What has been more striking over the past eight weeks is the effectiveness of the rotation out of technology and into other sectors within the U.S. equity market. Relative performance between the NASDAQ and Russell 2000 has shifted by more than 10% over this period, with the Russell 2000 advancing 15%.
Forward look
The primary risk heading into Q4 earnings is whether the rotation trade can be substantiated by improved earnings delivery from currently over-owned sectors such as Materials, Transportation, Energy and Real Estate. For investors, the challenge lies in diversifying exposure toward smaller-capitalization segments without materially inflating valuations.
Factor dynamics – particularly value and size – tend to be decisive during rotation phases, placing greater emphasis on Communications, Consumer and Health Care as potential leaders. The binding constraint may be political rather than economic: efforts by the Trump administration to accelerate U.S. growth while containing inflation leave limited scope for margin expansion, particularly in sectors exposed to consumer affordability pressures.

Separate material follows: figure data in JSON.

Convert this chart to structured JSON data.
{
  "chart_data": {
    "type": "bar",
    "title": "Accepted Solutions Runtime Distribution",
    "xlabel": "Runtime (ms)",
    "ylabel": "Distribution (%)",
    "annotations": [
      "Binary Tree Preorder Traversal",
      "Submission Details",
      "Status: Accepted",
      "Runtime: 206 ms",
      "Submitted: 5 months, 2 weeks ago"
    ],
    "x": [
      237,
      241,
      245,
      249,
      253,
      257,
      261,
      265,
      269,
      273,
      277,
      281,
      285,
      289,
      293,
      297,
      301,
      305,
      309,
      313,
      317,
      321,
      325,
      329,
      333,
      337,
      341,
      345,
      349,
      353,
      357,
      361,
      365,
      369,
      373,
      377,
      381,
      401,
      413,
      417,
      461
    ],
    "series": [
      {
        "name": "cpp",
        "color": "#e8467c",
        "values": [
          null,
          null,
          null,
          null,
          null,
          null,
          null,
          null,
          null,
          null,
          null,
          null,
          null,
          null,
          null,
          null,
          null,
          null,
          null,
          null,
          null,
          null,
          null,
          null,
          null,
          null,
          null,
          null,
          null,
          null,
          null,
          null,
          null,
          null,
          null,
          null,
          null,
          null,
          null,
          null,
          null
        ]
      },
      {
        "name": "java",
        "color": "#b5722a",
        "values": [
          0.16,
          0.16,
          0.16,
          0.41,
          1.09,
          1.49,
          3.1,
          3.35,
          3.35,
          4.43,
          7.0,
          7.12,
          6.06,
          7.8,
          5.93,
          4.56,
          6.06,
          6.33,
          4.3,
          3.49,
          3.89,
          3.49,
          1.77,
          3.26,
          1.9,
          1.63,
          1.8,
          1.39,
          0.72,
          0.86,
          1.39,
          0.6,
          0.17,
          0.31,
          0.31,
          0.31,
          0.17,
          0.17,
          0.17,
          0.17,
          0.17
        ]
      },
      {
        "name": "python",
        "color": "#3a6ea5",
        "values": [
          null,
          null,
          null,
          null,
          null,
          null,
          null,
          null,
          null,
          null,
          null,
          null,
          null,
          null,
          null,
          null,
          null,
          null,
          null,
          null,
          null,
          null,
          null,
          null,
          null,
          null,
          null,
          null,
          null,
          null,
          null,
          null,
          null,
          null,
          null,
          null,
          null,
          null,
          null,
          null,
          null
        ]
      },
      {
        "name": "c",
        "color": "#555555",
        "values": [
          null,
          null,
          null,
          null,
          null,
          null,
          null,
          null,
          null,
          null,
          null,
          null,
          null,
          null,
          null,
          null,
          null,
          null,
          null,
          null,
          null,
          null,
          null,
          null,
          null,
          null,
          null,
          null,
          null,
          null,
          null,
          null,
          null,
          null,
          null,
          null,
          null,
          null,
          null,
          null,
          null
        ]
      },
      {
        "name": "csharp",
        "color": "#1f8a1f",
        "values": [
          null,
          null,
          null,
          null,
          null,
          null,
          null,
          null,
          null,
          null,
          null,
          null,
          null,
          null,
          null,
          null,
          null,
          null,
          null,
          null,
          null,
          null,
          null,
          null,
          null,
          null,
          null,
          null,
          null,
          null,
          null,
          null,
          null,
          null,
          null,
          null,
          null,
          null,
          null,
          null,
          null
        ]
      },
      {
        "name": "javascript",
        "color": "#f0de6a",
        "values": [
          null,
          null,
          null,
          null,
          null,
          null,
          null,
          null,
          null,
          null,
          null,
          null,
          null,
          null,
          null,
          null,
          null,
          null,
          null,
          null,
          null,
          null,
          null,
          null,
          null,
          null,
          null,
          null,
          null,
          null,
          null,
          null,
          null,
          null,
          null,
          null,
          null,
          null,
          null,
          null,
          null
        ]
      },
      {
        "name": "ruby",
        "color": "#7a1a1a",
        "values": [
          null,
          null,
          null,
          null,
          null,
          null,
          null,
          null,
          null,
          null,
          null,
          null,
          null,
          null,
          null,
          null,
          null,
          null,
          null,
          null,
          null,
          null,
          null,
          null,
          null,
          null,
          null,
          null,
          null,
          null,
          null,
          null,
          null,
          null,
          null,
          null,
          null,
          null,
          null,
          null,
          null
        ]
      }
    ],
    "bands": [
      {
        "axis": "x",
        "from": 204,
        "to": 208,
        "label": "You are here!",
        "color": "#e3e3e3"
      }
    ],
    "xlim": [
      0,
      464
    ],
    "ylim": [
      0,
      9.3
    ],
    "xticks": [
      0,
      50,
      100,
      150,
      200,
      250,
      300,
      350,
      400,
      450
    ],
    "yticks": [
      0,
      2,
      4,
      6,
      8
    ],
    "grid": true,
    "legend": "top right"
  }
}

As Q4 earnings unfold, the market sits at a critical inflection point between validation and rotation. Leadership can continue to broaden without derailing the S&P 500, but only if earnings can deliver more than expected returns and robust outlooks. Focus is on both earnings per share and margins as they confirm that capital is being redeployed productively rather than defensively. The next phase will hinge on whether AI investment translates into measurable productivity gains across consumer-facing and cyclical sectors, supporting margins amid tighter affordability constraints. Absent that validation, rotation risks becoming a source of index-level volatility rather than a healthy rebalancing of market leadership.